Here are a few of the pricier items that were destroyed in the movies.
5. Lykan Hypersport – Fast & Furious 7
Remember the building jump in Dubai? Well, ignoring the physics and the lack of space that would be necessary for this kind of stunt, the actual cost of this impressive vehicle is around $3.5 million or so, and one might choke just thinking of what it would be like to even nick this thing. But fear not, since the actual car used might have been pretty expensive, but the fact is that many movies will create a false body and detail the inside of a much cheaper frame to make it all look authentic. So no, this rare car wasn’t trashed, but it’s easy to think that any car enthusiast might have cried a little watching this beauty plummet to the ground.
4. Mansion – Bad Boys 2
All you really have to say sometimes is ‘Michael Bay’ and people will know that something is about to explode. Seriously, the guy loves his boom-booms, and that was proven to such an extent in Bad Boys 2, which is where the story should have ended, that it’s hard to remember anything but this. The mansion in question was slated to come down anyway, but instead of going through the lengthy and expensive process of tearing it down bit by bit, the owner decided to let Bay do his thing and blow the thing up, which Bay is good at. So yes, the mansion did go boom and fall down at one point, but one has to think that the cleanup crew still had to cost a bit of money when it came to clearing the debris.
3. Guitar – The Hateful Eight
Remember how Jennifer Jason Leigh appeared to really freak out when Kurt Russell took the guitar out of her hands and smashed it into firewood?
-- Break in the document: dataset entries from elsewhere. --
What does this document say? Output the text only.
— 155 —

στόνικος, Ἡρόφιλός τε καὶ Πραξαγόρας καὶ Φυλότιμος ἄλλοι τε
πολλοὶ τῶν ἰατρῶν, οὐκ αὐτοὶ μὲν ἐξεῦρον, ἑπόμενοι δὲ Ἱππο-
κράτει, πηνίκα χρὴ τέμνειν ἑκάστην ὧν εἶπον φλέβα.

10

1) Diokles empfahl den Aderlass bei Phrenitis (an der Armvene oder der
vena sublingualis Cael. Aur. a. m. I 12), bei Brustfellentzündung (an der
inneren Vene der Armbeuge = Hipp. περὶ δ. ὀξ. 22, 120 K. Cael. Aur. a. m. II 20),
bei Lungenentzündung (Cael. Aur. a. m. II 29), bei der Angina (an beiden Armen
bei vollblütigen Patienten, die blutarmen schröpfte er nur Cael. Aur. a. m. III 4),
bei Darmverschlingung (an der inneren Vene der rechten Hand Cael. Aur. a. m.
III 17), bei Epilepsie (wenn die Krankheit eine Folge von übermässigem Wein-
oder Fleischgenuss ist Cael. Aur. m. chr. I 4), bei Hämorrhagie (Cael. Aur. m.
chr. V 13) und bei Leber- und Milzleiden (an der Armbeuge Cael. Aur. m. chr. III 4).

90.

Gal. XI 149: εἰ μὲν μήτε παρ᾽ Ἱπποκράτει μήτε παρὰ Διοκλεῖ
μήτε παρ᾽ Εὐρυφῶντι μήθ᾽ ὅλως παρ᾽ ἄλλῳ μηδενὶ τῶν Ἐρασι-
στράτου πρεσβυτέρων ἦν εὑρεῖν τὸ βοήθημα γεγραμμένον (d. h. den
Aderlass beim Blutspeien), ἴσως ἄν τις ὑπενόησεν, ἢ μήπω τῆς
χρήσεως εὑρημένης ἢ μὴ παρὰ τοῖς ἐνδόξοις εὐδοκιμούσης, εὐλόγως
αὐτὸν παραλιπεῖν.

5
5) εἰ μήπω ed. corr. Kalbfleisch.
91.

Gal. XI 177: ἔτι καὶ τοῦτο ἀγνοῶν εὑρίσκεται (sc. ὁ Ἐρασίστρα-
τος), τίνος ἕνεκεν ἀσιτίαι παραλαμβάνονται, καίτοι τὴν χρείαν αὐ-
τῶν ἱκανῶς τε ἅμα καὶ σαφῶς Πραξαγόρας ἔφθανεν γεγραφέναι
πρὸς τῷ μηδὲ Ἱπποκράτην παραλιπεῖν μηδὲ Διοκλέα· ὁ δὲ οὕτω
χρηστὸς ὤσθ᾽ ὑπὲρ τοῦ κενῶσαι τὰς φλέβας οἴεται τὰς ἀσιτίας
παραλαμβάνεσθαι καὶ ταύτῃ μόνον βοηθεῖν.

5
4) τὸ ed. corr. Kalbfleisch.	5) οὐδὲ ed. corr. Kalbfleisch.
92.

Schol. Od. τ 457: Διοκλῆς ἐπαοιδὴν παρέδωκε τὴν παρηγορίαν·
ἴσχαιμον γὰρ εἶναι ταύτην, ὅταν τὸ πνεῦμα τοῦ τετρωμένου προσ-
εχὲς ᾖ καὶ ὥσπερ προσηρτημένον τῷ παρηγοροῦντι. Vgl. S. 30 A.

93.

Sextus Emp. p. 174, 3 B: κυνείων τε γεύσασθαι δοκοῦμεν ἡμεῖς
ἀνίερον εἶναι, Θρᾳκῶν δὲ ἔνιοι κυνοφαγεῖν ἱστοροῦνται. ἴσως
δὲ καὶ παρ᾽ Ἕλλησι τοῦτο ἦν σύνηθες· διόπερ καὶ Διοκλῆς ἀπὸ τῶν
Well, there was a reason for that, because that guitar was the REAL THING that had been on loan and cost tens of thousands of dollars. It’s kind of obvious that Russell didn’t know better since otherwise there’s no way that such a seasoned veteran of the big screen would have done such a thing, but perhaps the props people just forgot to replace the real one with the prop since this was an expensive faux pas that nearly ruined a scene.
2. Steam locomotive – The General
One has to remember that there was no CGI back in Buster Keaton’s day and everything that was put on screen was real or the product of some very craft effects work. But the steam engine that collapsed the bridge it went over was all too real and by today’s standards would cost hundreds of thousands of dollars in damages. Think about the amount of money it cost back then and then just think of what people thought of the wanton destruction of such an important part of their culture. These days people just laugh since they think everything is CGI. And they’re right for the most part.
1. Airplane and hangar – Tenet
One can kind of chalk this up to the fact that it’s Christopher Nolan that was making the request, which could be about the only reason why no one bothered to say no to crashing a real plane into a real hangar. Surprisingly, he did state that he was planning on going the model or CGI route to start with, but on impulse, IMPULSE mind you, he decided to see about crashing a real plane. Seriously, only so many directors could make this request.
Just thinking of the dollar signs is daunting.